ACSO/ABI Covid deal expires but “spirit of partnership” continues

Dalton: Many of the measures are now embedded

The deal struck between insurers, law firms and suppliers to keep non-MedCo medical examinations and rehabilitation going remotely during the Covid-19 crisis expires today.

The Association of Consumer Support Organisations (ACSO) and the Association of British Insurers (ABI), which agreed the ‘statement of intent’ first published in April 2020, said the practices were either now common practice or no longer necessary.

The statement provided that, so long as the agreed approach is followed, insurers would not challenge examinations or rehabilitation purely on the basis that they were conducted remotely.

Remote medical examinations remain the norm for claimants, while remote rehabilitation continues to be accepted by most compensators on a case-by-case basis, the groups said today.

Further, payments are now routinely being paid by BACS, not by cheque as was often the situation previously.

The other measures, aimed at giving claimant firms and compensators more time and flexibility in the claims process – such as extending the negotiation period and considering joint settlement meetings and/or an independent barrister to arbitrate a settlement – were now seen as “increasingly superfluous as the national picture continues to improve”.

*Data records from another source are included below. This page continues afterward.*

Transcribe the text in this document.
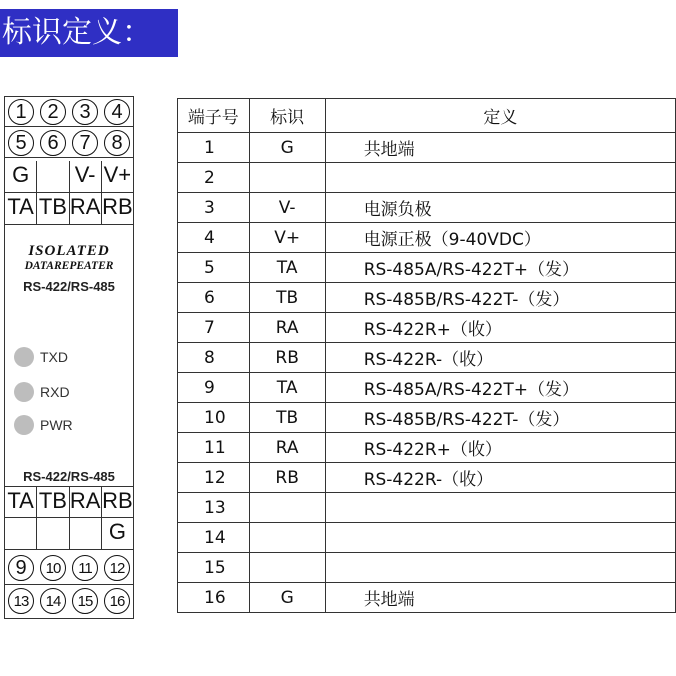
标识定义：
1	2	3	4
5	6	7	8
G	V- V+
TA TB RA RB
ISOLATED
DATAREPEATER
RS-422/RS-485
TXD
RXD
PWR
RS-422/RS-485
TA TB RA RB
G
9	10	11	12
13	14	15	16
端子号	标识	定义
1	G	共地端
2		
3	V-	电源负极
4	V+	电源正极（9-40VDC）
5	TA	RS-485A/RS-422T+（发）
6	TB	RS-485B/RS-422T-（发）
7	RA	RS-422R+（收）
8	RB	RS-422R-（收）
9	TA	RS-485A/RS-422T+（发）
10	TB	RS-485B/RS-422T-（发）
11	RA	RS-422R+（收）
12	RB	RS-422R-（收）
13		
14		
15		
16	G	共地端
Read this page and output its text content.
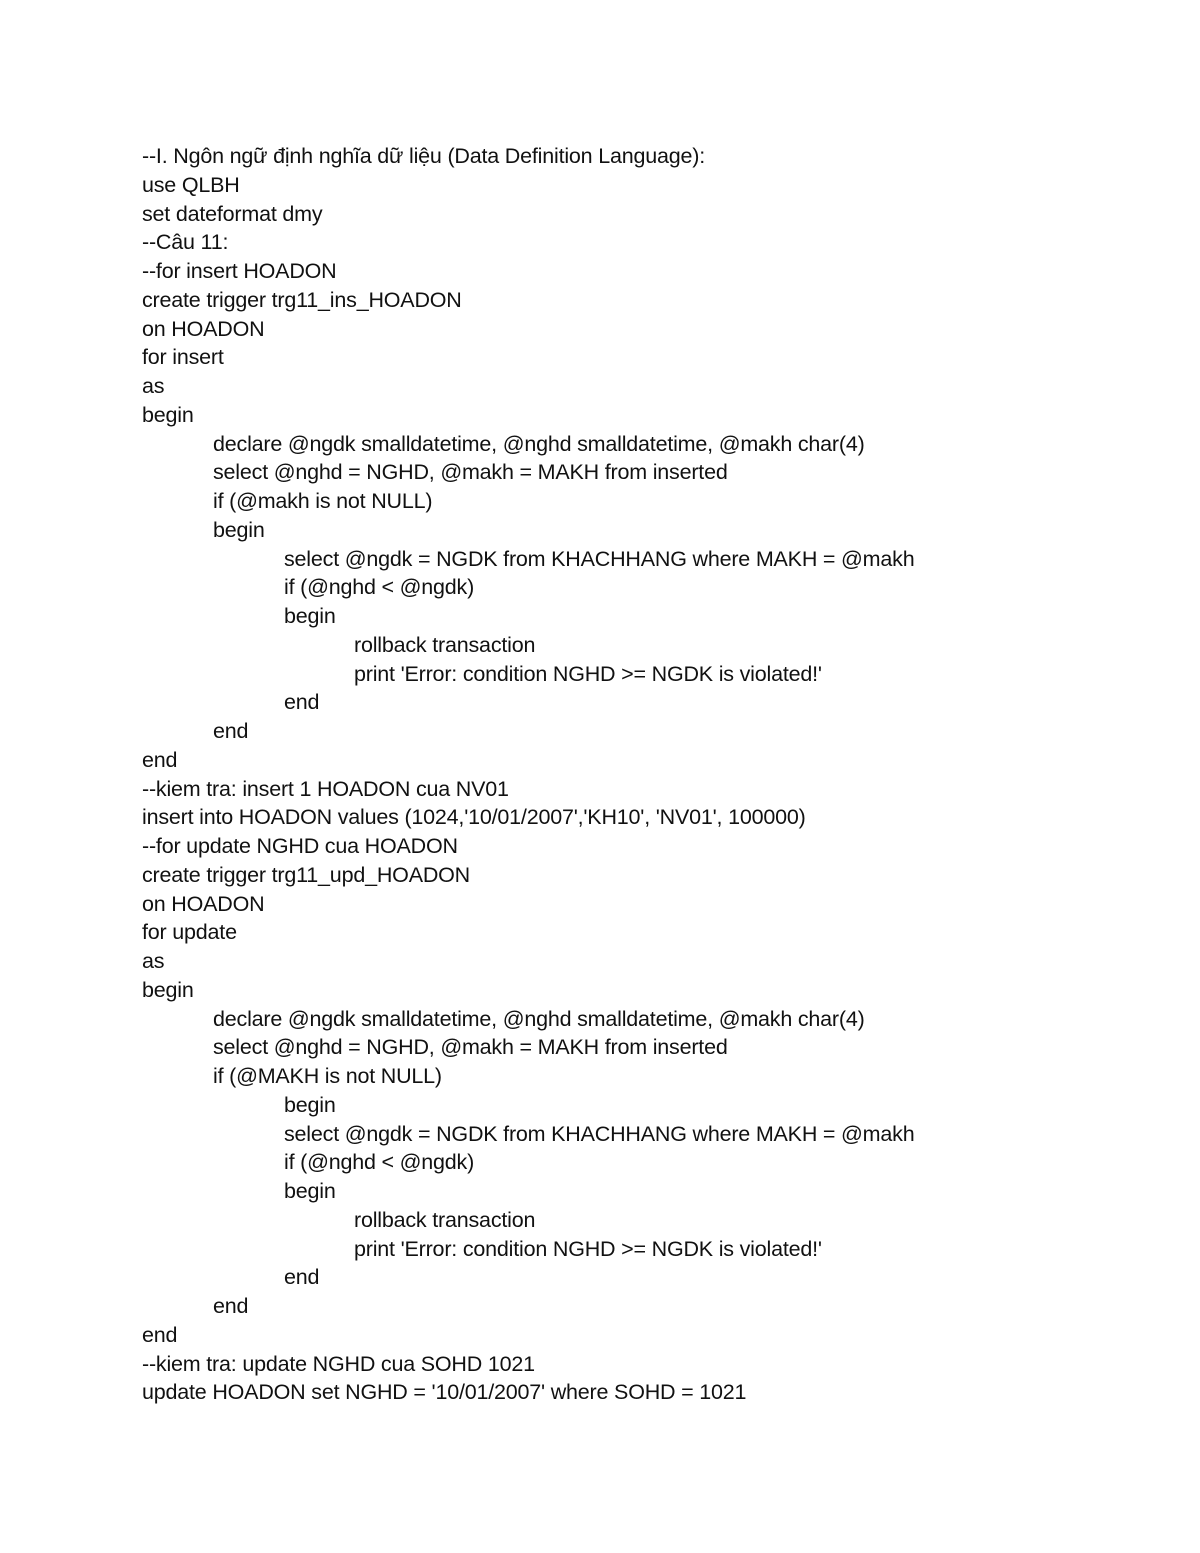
--I. Ngôn ngữ định nghĩa dữ liệu (Data Definition Language):
use QLBH
set dateformat dmy
--Câu 11:
--for insert HOADON
create trigger trg11_ins_HOADON
on HOADON
for insert
as
begin
declare @ngdk smalldatetime, @nghd smalldatetime, @makh char(4)
select @nghd = NGHD, @makh = MAKH from inserted
if (@makh is not NULL)
begin
select @ngdk = NGDK from KHACHHANG where MAKH = @makh
if (@nghd < @ngdk)
begin
rollback transaction
print 'Error: condition NGHD >= NGDK is violated!'
end
end
end
--kiem tra: insert 1 HOADON cua NV01
insert into HOADON values (1024,'10/01/2007','KH10', 'NV01', 100000)
--for update NGHD cua HOADON
create trigger trg11_upd_HOADON
on HOADON
for update
as
begin
declare @ngdk smalldatetime, @nghd smalldatetime, @makh char(4)
select @nghd = NGHD, @makh = MAKH from inserted
if (@MAKH is not NULL)
begin
select @ngdk = NGDK from KHACHHANG where MAKH = @makh
if (@nghd < @ngdk)
begin
rollback transaction
print 'Error: condition NGHD >= NGDK is violated!'
end
end
end
--kiem tra: update NGHD cua SOHD 1021
update HOADON set NGHD = '10/01/2007' where SOHD = 1021
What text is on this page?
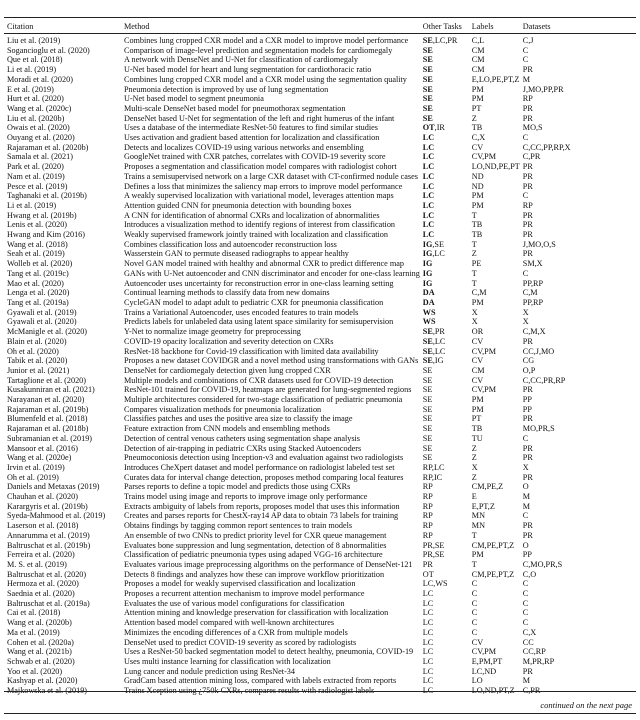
Citation	Method	Other Tasks	Labels	Datasets
Liu et al. (2019)	Combines lung cropped CXR model and a CXR model to improve model performance	SE,LC,PR	C,L	C,J
Sogancioglu et al. (2020)	Comparison of image-level prediction and segmentation models for cardiomegaly	SE	CM	C
Que et al. (2018)	A network with DenseNet and U-Net for classification of cardiomegaly	SE	CM	C
Li et al. (2019)	U-Net based model for heart and lung segmentation for cardiothoracic ratio	SE	CM	PR
Moradi et al. (2020)	Combines lung cropped CXR model and a CXR model using the segmentation quality	SE	E,LO,PE,PT,Z	M
E et al. (2019)	Pneumonia detection is improved by use of lung segmentation	SE	PM	J,MO,PP,PR
Hurt et al. (2020)	U-Net based model to segment pneumonia	SE	PM	RP
Wang et al. (2020c)	Multi-scale DenseNet based model for pneumothorax segmentation	SE	PT	PR
Liu et al. (2020b)	DenseNet based U-Net for segmentation of the left and right humerus of the infant	SE	Z	PR
Owais et al. (2020)	Uses a database of the intermediate ResNet-50 features to find similar studies	OT,IR	TB	MO,S
Ouyang et al. (2020)	Uses activation and gradient based attention for localization and classification	LC	C,X	C
Rajaraman et al. (2020b)	Detects and localizes COVID-19 using various networks and ensembling	LC	CV	C,CC,PP,RP,X
Samala et al. (2021)	GoogleNet trained with CXR patches, correlates with COVID-19 severity score	LC	CV,PM	C,PR
Park et al. (2020)	Proposes a segmentation and classification model compares with radiologist cohort	LC	LO,ND,PE,PT	PR
Nam et al. (2019)	Trains a semisupervised network on a large CXR dataset with CT-confirmed nodule cases	LC	ND	PR
Pesce et al. (2019)	Defines a loss that minimizes the saliency map errors to improve model performance	LC	ND	PR
Taghanaki et al. (2019b)	A weakly supervised localization with variational model, leverages attention maps	LC	PM	C
Li et al. (2019)	Attention guided CNN for pneumonia detection with bounding boxes	LC	PM	RP
Hwang et al. (2019b)	A CNN for identification of abnormal CXRs and localization of abnormalities	LC	T	PR
Lenis et al. (2020)	Introduces a visualization method to identify regions of interest from classification	LC	TB	PR
Hwang and Kim (2016)	Weakly supervised framework jointly trained with localization and classification	LC	TB	PR
Wang et al. (2018)	Combines classification loss and autoencoder reconstruction loss	IG,SE	T	J,MO,O,S
Seah et al. (2019)	Wasserstein GAN to permute diseased radiographs to appear healthy	IG,LC	Z	PR
Wolleb et al. (2020)	Novel GAN model trained with healthy and abnormal CXR to predict difference map	IG	PE	SM,X
Tang et al. (2019c)	GANs with U-Net autoencoder and CNN discriminator and encoder for one-class learning	IG	T	C
Mao et al. (2020)	Autoencoder uses uncertainty for reconstruction error in one-class learning setting	IG	T	PP,RP
Lenga et al. (2020)	Continual learning methods to classify data from new domains	DA	C,M	C,M
Tang et al. (2019a)	CycleGAN model to adapt adult to pediatric CXR for pneumonia classification	DA	PM	PP,RP
Gyawali et al. (2019)	Trains a Variational Autoencoder, uses encoded features to train models	WS	X	X
Gyawali et al. (2020)	Predicts labels for unlabeled data using latent space similarity for semisupervision	WS	X	X
McManigle et al. (2020)	Y-Net to normalize image geometry for preprocessing	SE,PR	OR	C,M,X
Blain et al. (2020)	COVID-19 opacity localization and severity detection on CXRs	SE,LC	CV	PR
Oh et al. (2020)	ResNet-18 backbone for Covid-19 classification with limited data availability	SE,LC	CV,PM	CC,J,MO
Tabik et al. (2020)	Proposes a new dataset COVIDGR and a novel method using transformations with GANs	SE,IG	CV	CG
Junior et al. (2021)	DenseNet for cardiomegaly detection given lung cropped CXR	SE	CM	O,P
Tartaglione et al. (2020)	Multiple models and combinations of CXR datasets used for COVID-19 detection	SE	CV	C,CC,PR,RP
Kusakunniran et al. (2021)	ResNet-101 trained for COVID-19, heatmaps are generated for lung-segmented regions	SE	CV,PM	PR
Narayanan et al. (2020)	Multiple architectures considered for two-stage classification of pediatric pneumonia	SE	PM	PP
Rajaraman et al. (2019b)	Compares visualization methods for pneumonia localization	SE	PM	PP
Blumenfeld et al. (2018)	Classifies patches and uses the positive area size to classify the image	SE	PT	PR
Rajaraman et al. (2018b)	Feature extraction from CNN models and ensembling methods	SE	TB	MO,PR,S
Subramanian et al. (2019)	Detection of central venous catheters using segmentation shape analysis	SE	TU	C
Mansoor et al. (2016)	Detection of air-trapping in pediatric CXRs using Stacked Autoencoders	SE	Z	PR
Wang et al. (2020e)	Pneumoconiosis detection using Inception-v3 and evaluation against two radiologists	SE	Z	PR
Irvin et al. (2019)	Introduces CheXpert dataset and model performance on radiologist labeled test set	RP,LC	X	X
Oh et al. (2019)	Curates data for interval change detection, proposes method comparing local features	RP,IC	Z	PR
Daniels and Metaxas (2019)	Parses reports to define a topic model and predicts those using CXRs	RP	CM,PE,Z	O
Chauhan et al. (2020)	Trains model using image and reports to improve image only performance	RP	E	M
Karargyris et al. (2019b)	Extracts ambiguity of labels from reports, proposes model that uses this information	RP	E,PT,Z	M
Syeda-Mahmood et al. (2019)	Creates and parses reports for ChestX-ray14 AP data to obtain 73 labels for training	RP	MN	C
Laserson et al. (2018)	Obtains findings by tagging common report sentences to train models	RP	MN	PR
Annarumma et al. (2019)	An ensemble of two CNNs to predict priority level for CXR queue management	RP	T	PR
Baltruschat et al. (2019b)	Evaluates bone suppression and lung segmentation, detection of 8 abnormalities	PR,SE	CM,PE,PT,Z	O
Ferreira et al. (2020)	Classification of pediatric pneumonia types using adaped VGG-16 architecture	PR,SE	PM	PP
M. S. et al. (2019)	Evaluates various image preprocessing algorithms on the performance of DenseNet-121	PR	T	C,MO,PR,S
Baltruschat et al. (2020)	Detects 8 findings and analyzes how these can improve workflow prioritization	OT	CM,PE,PT,Z	C,O
Hermoza et al. (2020)	Proposes a model for weakly supervised classification and localization	LC,WS	C	C
Saednia et al. (2020)	Proposes a recurrent attention mechanism to improve model performance	LC	C	C
Baltruschat et al. (2019a)	Evaluates the use of various model configurations for classification	LC	C	C
Cai et al. (2018)	Attention mining and knowledge preservation for classification with localization	LC	C	C
Wang et al. (2020b)	Attention based model compared with well-known architectures	LC	C	C
Ma et al. (2019)	Minimizes the encoding differences of a CXR from multiple models	LC	C	C,X
Cohen et al. (2020a)	DenseNet used to predict COVID-19 severity as scored by radiologists	LC	CV	CC
Wang et al. (2021b)	Uses a ResNet-50 backed segmentation model to detect healthy, pneumonia, COVID-19	LC	CV,PM	CC,RP
Schwab et al. (2020)	Uses multi instance learning for classification with localization	LC	E,PM,PT	M,PR,RP
Yoo et al. (2020)	Lung cancer and nodule prediction using ResNet-34	LC	LC,ND	PR
Kashyap et al. (2020)	GradCam based attention mining loss, compared with labels extracted from reports	LC	LO	M

continued on the next page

The rehabilitation elements of the statement were developed by Together for Rehabilitation, an industry group of rehabilitation providers.

ACSO executive director Matthew Maxwell Scott said: “The statement was always intended to be temporary, but it’s welcome that many of its very sensible and consumer-friendly measures have now become part of business as usual.

“That the agreement lasted so long is as a result not just of the length of the pandemic but also the spirit of partnership we fostered in a sector not always known for close co-operation.

“We look forward to working together more with our insurer colleagues on shared consumer issues such as encouraging alternative dispute resolution, tackling fraud and working to make sure that regulation is proportionate and fair.”

James Dalton, director of general insurance policy at the ABI, said: “Even though the statement of intent is being concluded, we are pleased that many of the measures put in place have become embedded practices which will benefit consumers.

“It has demonstrated that positive engagement between insurers and claimant firms can be beneficial to everyone, and we hope that it will lay the foundations for future collaboration.”